Rationeel-emotieve therapie in praktijk

Bij aanvang van de rationeel-emotieve therapie wordt de cliënt allereerst aangemoedigd om de eigen irrationele overtuigingen en hun emotionele gevolgen in kaart te brengen. Hierbij wordt de cliënt door de RET-therapeut begeleidt met behulp van het 4G-schema. In het 4G-schema staan de 4 G‘s voor:

  • Gebeurtenis – Hierbij stelt de cliënt zichzelf de vraag welke gebeurtenis of uitlokkende situatie vooraf ging aan het emotionele probleem.
  • Gedachte – Welke gedachten volgden op de gebeurtenis?
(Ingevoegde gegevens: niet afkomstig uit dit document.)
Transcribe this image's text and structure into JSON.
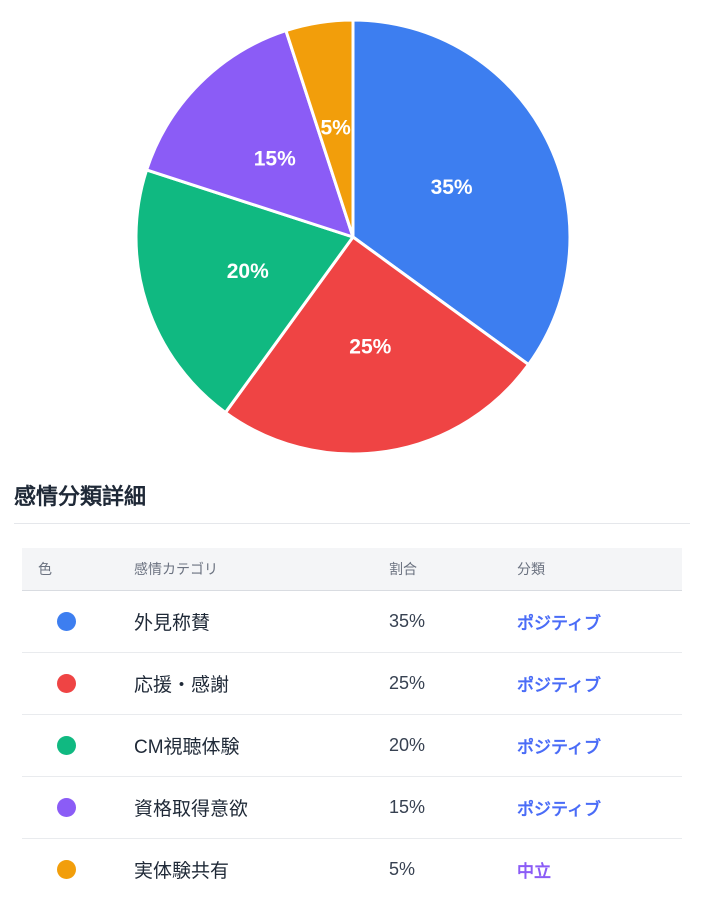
{
  "chart_data": {
    "type": "pie",
    "labels": [
      "外見称賛",
      "応援・感謝",
      "CM視聴体験",
      "資格取得意欲",
      "実体験共有"
    ],
    "values": [
      35,
      25,
      20,
      15,
      5
    ],
    "colors": [
      "#3D7EF0",
      "#EF4444",
      "#10B981",
      "#8B5CF6",
      "#F29E0B"
    ],
    "slice_labels": [
      "35%",
      "25%",
      "20%",
      "15%",
      "5%"
    ],
    "start_angle_deg": 0,
    "direction": "clockwise",
    "slice_label_color": "#FFFFFF",
    "slice_border_color": "#FFFFFF",
    "legend": "none"
  },
  "section": {
    "title": "感情分類詳細"
  },
  "table": {
    "headers": {
      "color": "色",
      "category": "感情カテゴリ",
      "percent": "割合",
      "classification": "分類"
    },
    "rows": [
      {
        "color": "#3D7EF0",
        "category": "外見称賛",
        "percent": "35%",
        "classification": "ポジティブ",
        "classification_color": "#4A6CF7"
      },
      {
        "color": "#EF4444",
        "category": "応援・感謝",
        "percent": "25%",
        "classification": "ポジティブ",
        "classification_color": "#4A6CF7"
      },
      {
        "color": "#10B981",
        "category": "CM視聴体験",
        "percent": "20%",
        "classification": "ポジティブ",
        "classification_color": "#4A6CF7"
      },
      {
        "color": "#8B5CF6",
        "category": "資格取得意欲",
        "percent": "15%",
        "classification": "ポジティブ",
        "classification_color": "#4A6CF7"
      },
      {
        "color": "#F29E0B",
        "category": "実体験共有",
        "percent": "5%",
        "classification": "中立",
        "classification_color": "#8B5CF6"
      }
    ]
  }
}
Er wordt onderzocht of de cliënt de gebeurtenis juist heeft geïnterpreteerd, en welke inadequate, irrationele denkbeelden dit tot gevolg heeft gehad.
  • Gevoel – In deze fase brengt de cliënt zijn of haar gevoelens en emoties ten aanzien van de gebeurtenis en gedachten in kaart.
  • Gedrag – Tot slot probeert de rationeel-emotief therapeut samen met de cliënt helder te krijgen tot welk gedrag deze gedachten en gevoelens leiden.

Vervolgens leert de cliënt de irrationele overtuigingen te vervangen door alternatieve, realistische gedachten. De RET therapeut stuurt hierop aan, onder andere door het ter discussie stellen van de irrationele aspecten van de oude overtuigingen van de cliënt. Vaak heeft dit tot gevolg dat de cliënt zijn of haar eisen bijstelt of zich bijvoorbeeld minder laat leiden door prestatiedrang.

In de laatste fase van de rationeel-emotieve therapie leert men de nieuwe overtuigingen in de praktijk toe te passen. De cliënt krijgt huiswerk opdrachten om de nieuwe gedachten te oefenen en ervoor te zorgen dat de cliënt ook gevoelsmatig achter de nieuwe denkbeelden staat. Zo leert de cliënt zich de nieuwe gedachten echt eigen te maken en wordt de kans op een terugval verkleind.